Tower of London, England
The Significance of Ravens
‘If the ravens leave the Tower, the kingdom will fall, ‘ goes the legend, probably started by Charles II, so seven ravens now live in the Tower grounds and have one wing clipped to prevent a catastrophic emigration. Six is the vital number so there’s one to spare but they still disappear from time to time and the Ravenmaster has to quickly conjure up a new one. Raven George was fired recently for obsessively eating TV cables while Raven Grog did a flutter (a raven version of a runner) and was last seen frequenting a pub in the east end.
Do not try to feed the critters, they are bold, treacherous and don’t respect normal people, much like the kings that used to live in the Tower.
Ex-soldiers all, Yeomen Warders have been Royal Bodyguards since 1509 and are called Beefeaters due to their envied access to beef from the king’s table.

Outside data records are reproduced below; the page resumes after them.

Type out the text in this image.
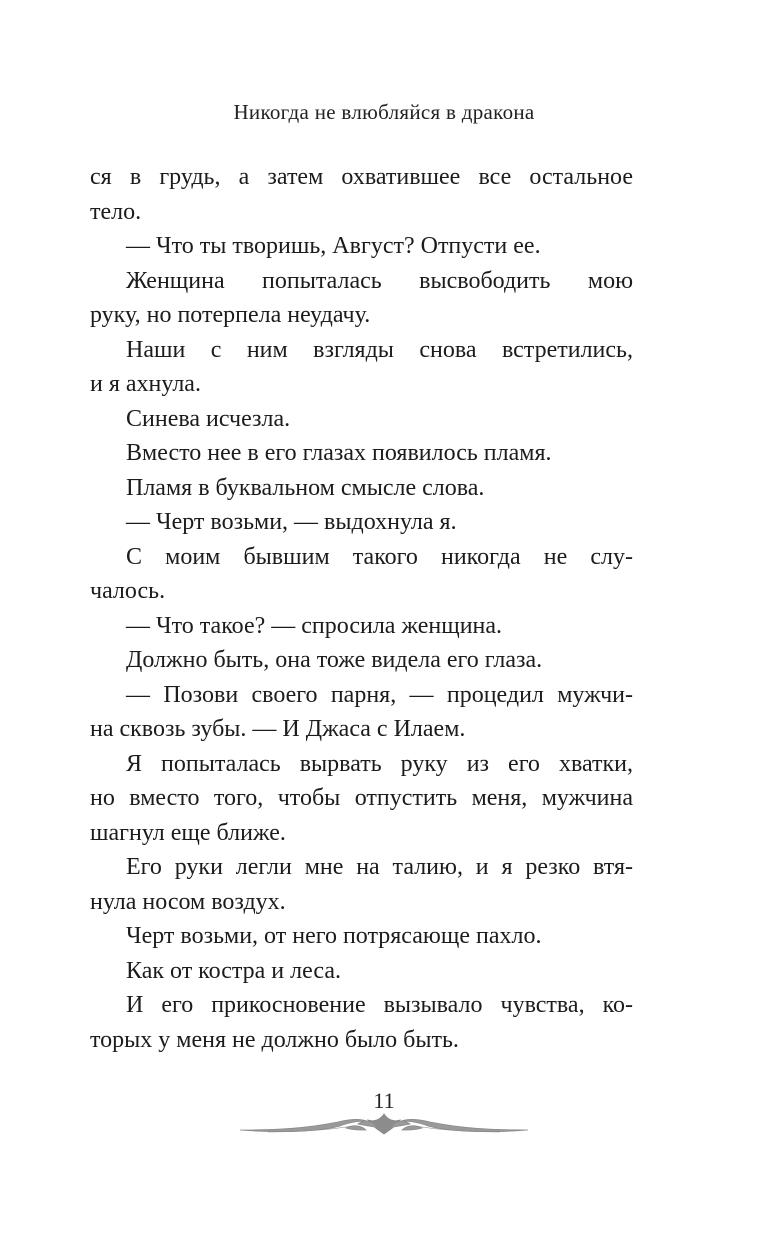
Никогда не влюбляйся в дракона
ся в грудь, а затем охватившее все остальное
тело.
— Что ты творишь, Август? Отпусти ее.
Женщина попыталась высвободить мою
руку, но потерпела неудачу.
Наши с ним взгляды снова встретились,
и я ахнула.
Синева исчезла.
Вместо нее в его глазах появилось пламя.
Пламя в буквальном смысле слова.
— Черт возьми, — выдохнула я.
С моим бывшим такого никогда не слу-
чалось.
— Что такое? — спросила женщина.
Должно быть, она тоже видела его глаза.
— Позови своего парня, — процедил мужчи-
на сквозь зубы. — И Джаса с Илаем.
Я попыталась вырвать руку из его хватки,
но вместо того, чтобы отпустить меня, мужчина
шагнул еще ближе.
Его руки легли мне на талию, и я резко втя-
нула носом воздух.
Черт возьми, от него потрясающе пахло.
Как от костра и леса.
И его прикосновение вызывало чувства, ко-
торых у меня не должно было быть.
11
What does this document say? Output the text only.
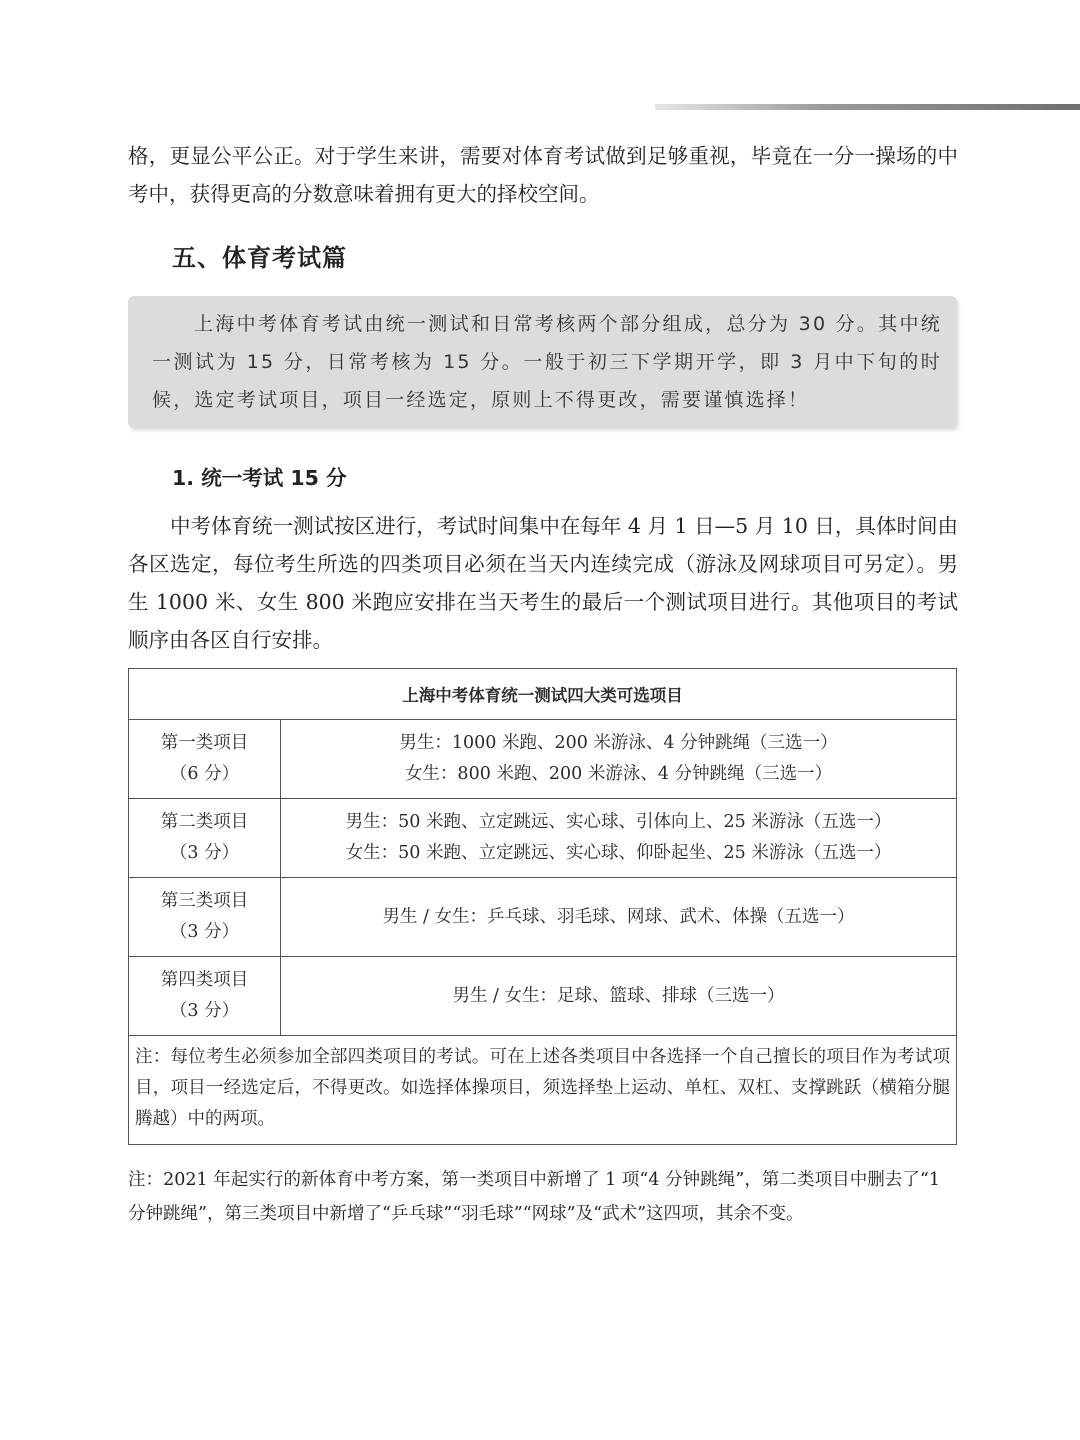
格，更显公平公正。对于学生来讲，需要对体育考试做到足够重视，毕竟在一分一操场的中考中，获得更高的分数意味着拥有更大的择校空间。

五、体育考试篇

上海中考体育考试由统一测试和日常考核两个部分组成，总分为 30 分。其中统一测试为 15 分，日常考核为 15 分。一般于初三下学期开学，即 3 月中下旬的时候，选定考试项目，项目一经选定，原则上不得更改，需要谨慎选择！

1. 统一考试 15 分

中考体育统一测试按区进行，考试时间集中在每年 4 月 1 日—5 月 10 日，具体时间由各区选定，每位考生所选的四类项目必须在当天内连续完成（游泳及网球项目可另定）。男生 1000 米、女生 800 米跑应安排在当天考生的最后一个测试项目进行。其他项目的考试顺序由各区自行安排。

上海中考体育统一测试四大类可选项目	

第一类项目
（6 分）	男生：1000 米跑、200 米游泳、4 分钟跳绳（三选一）
女生：800 米跑、200 米游泳、4 分钟跳绳（三选一）

第二类项目
（3 分）	男生：50 米跑、立定跳远、实心球、引体向上、25 米游泳（五选一）
女生：50 米跑、立定跳远、实心球、仰卧起坐、25 米游泳（五选一）

第三类项目
（3 分）	男生 / 女生：乒乓球、羽毛球、网球、武术、体操（五选一）

第四类项目
（3 分）	男生 / 女生：足球、篮球、排球（三选一）

注：每位考生必须参加全部四类项目的考试。可在上述各类项目中各选择一个自己擅长的项目作为考试项目，项目一经选定后，不得更改。如选择体操项目，须选择垫上运动、单杠、双杠、支撑跳跃（横箱分腿腾越）中的两项。	

注：2021 年起实行的新体育中考方案，第一类项目中新增了 1 项“4 分钟跳绳”，第二类项目中删去了“1 分钟跳绳”，第三类项目中新增了“乒乓球”“羽毛球”“网球”及“武术”这四项，其余不变。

Free Yeoman Warder guided tours start every 30 minutes from near the main entrance and last 60 minutes. They will definitely be fascinating and probably hilarious so get close to your selected Beefie and stick with him (or in a rare case, her).
A few of those who were lucky enough to get the chop on Tower Green (really! the alternative was a down and dirty public execution with a careless, inexperienced or drunken axeman) are Sir Walter Raleigh and three queens of England: two of Henry VIII’s wives, Ann Boleyn and Catherine Howard; Lady Jane Grey was queen for only nine days in 1553 at the age of 16 and was executed as a traitor.
Famous Prisoners in the Tower of London
– George, Duke of Clarence was imprisoned in the Bowyer Tower and accidentally drowned in a cask of wine in 1477. Apparently he drank too much.
– The ‘Princes in the Tower’, young Edward and Richard, were ‘disappeared’ from the Bloody Tower in 1483, probably at the command of that charming Richard III.
– Anne Askew was housed in the Cradle Tower and later burned at the stake for her religious beliefs by Henry VIII in 1546.
– Sir Walter Raleigh, 13 years in the Bloody Tower for plotting against King James I. Beheaded in 1603.
– Sir Everett Digby, a few months in the Broad Arrow Tower for the Gunpowder Plot against King and Parliament in 1605. Hung, drawn and quartered.
There are many beautifully carved graffiti in the Beauchamp Tower but few of them are inscribed by famous persons. This tower seems to have been the resting place for lesser people.
Fun and educational displays on the best way to kill, crush or just maim a person.
The Fit for a King free, permanent exhibition in the White Tower displays 500 years of the best royal armour and weapons, with plenty of dazzling, gem-encrusted swords and silver studded armour but also a fascinating series of hands-on games and quizzes related to survival in medieval times that will keep the older kids and younger adults busy.
Authentic armour, with the giant set reaching 2 metres high and the small one built for a very young prince.